• Manduca sexta;
  • fatty acid–amino acid conjugates (FACs);
  • image analysis;
  • nicotine;
  • plant defence;
  • plant–insect interactions;
  • trichomes


Many studies demonstrate resource-based trade-offs between growth and defence on a large timescale. Yet, the short-term dynamics of this growth reaction are still completely unclear, making it difficult to explain growth-defence trade-offs mechanistically. In this study, image-based non-destructive methods were used to quantify root growth reactions happening within hours following simulated herbivore attack. The induction of wound reactions in Nicotiana attenuata in the seedling stage led to transiently decreased root growth rates. Application of the oral secretion of the specialist herbivore Manduca sexta to the leaves led to a transient decrease in root growth that was more pronounced than if a mere mechanical wounding was imposed. Root growth reduction was more pronounced than leaf growth reduction. When fatty acid–amino acid conjugates (FACs) were applied to wounds, root growth reduction occurred in the same intensity as when oral secretion was applied.
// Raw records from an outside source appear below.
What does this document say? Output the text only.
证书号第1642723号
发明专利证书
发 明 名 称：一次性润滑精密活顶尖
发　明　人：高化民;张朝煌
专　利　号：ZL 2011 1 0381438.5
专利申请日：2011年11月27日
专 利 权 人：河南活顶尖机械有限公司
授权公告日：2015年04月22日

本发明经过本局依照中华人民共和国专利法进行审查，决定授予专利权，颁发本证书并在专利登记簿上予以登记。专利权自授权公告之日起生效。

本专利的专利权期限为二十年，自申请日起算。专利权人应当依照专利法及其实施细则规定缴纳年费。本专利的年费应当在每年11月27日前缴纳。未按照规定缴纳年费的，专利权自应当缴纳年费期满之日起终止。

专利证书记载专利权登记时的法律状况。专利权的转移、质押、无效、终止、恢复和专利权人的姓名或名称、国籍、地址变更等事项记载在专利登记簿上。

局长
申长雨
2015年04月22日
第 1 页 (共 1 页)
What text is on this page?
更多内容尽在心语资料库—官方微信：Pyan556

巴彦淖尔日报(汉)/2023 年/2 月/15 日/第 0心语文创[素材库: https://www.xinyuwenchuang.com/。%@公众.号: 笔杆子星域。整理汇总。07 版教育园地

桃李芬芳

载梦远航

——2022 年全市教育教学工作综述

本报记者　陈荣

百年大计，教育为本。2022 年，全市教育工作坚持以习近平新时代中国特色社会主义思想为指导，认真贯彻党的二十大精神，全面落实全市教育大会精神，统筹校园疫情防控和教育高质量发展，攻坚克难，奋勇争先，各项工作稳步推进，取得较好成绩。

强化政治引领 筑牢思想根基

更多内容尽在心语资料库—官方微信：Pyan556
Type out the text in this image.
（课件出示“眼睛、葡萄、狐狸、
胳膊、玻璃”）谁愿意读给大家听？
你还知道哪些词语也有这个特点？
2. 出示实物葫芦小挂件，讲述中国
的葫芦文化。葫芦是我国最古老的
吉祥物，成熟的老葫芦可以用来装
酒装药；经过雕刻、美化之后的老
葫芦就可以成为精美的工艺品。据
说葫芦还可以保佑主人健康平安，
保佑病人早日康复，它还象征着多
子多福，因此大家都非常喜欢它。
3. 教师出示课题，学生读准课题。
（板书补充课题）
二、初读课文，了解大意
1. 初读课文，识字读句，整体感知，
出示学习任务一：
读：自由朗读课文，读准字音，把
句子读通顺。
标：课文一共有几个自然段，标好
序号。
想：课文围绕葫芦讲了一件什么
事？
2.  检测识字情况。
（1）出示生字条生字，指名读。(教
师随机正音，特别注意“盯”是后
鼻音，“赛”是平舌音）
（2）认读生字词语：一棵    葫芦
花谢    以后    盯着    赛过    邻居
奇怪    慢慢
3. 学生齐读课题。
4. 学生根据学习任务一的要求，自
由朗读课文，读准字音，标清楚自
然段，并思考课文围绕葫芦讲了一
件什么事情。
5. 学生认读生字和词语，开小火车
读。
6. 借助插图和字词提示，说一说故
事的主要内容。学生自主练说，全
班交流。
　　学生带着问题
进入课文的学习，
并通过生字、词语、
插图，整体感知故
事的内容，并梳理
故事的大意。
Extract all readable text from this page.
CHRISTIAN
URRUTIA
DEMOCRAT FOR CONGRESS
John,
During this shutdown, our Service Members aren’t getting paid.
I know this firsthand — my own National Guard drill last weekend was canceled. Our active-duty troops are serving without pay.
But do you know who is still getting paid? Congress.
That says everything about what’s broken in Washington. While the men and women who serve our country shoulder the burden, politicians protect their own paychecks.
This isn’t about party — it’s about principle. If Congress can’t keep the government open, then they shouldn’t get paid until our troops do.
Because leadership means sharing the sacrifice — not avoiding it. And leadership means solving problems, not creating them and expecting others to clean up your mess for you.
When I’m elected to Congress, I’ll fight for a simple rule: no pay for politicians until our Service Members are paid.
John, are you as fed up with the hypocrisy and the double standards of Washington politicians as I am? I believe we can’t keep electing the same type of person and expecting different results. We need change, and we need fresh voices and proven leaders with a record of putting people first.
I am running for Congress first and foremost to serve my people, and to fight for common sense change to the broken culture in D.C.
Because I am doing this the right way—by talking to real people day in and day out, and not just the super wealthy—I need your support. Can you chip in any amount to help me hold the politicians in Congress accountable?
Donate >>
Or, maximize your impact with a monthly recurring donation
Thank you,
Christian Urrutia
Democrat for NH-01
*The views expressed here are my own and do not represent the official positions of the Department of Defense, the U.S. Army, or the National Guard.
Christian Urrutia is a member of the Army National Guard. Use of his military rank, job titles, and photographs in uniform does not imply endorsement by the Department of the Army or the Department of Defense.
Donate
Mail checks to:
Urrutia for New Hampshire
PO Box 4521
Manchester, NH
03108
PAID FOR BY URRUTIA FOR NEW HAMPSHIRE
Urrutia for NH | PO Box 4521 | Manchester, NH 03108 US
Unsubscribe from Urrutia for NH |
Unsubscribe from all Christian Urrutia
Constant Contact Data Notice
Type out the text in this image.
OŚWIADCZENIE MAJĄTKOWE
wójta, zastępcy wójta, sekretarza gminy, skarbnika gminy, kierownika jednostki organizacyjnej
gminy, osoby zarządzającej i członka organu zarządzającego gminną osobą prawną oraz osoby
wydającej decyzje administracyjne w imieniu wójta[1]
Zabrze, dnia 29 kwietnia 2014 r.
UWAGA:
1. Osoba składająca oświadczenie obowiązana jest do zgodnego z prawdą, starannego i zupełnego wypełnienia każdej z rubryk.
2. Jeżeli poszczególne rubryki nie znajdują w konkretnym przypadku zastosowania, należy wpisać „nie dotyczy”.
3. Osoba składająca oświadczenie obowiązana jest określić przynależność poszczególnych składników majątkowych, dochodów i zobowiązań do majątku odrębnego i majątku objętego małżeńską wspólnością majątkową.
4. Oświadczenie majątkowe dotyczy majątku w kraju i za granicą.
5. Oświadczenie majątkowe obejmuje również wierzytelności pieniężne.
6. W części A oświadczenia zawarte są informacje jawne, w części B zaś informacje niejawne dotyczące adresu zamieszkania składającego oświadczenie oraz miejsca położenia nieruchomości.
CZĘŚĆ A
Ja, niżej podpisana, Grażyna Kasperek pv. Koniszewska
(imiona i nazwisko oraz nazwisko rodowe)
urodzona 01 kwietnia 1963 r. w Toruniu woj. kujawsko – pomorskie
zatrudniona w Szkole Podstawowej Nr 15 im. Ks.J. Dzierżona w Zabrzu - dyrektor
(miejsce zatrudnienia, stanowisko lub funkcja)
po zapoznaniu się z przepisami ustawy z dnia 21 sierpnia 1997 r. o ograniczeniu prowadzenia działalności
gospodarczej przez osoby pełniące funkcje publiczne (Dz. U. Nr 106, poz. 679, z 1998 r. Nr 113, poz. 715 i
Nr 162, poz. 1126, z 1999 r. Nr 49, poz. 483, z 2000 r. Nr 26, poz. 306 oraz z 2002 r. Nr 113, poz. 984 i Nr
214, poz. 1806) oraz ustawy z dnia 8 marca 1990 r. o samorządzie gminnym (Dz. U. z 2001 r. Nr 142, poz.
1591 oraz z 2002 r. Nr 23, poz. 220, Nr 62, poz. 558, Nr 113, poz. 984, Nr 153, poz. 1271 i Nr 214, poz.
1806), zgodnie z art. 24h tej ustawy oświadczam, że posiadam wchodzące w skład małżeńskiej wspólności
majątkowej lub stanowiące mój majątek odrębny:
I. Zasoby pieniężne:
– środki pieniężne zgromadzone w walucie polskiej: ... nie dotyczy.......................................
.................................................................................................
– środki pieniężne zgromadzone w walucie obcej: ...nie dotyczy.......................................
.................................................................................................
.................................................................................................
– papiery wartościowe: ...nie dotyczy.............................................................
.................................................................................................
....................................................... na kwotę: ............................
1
Timing of the transient growth reduction coincided with endogenous bursts of jasmonate (JA) and ethylene emissions reported in literature. Simulation of a wound response by applying methyl jasmonate (MeJA) led to more prolonged negative effects on root growth. Increased nicotine concentrations, trichome lengths and densities were observed within 72 h in seedlings that were treated with MeJA or that were mechanically wounded. Overall, these reactions indicate that even in a very early developmental stage, the diversion of plant metabolism from primary (growth-sustaining) to secondary (defence-related) metabolism can cause profound alterations of plant growth performance.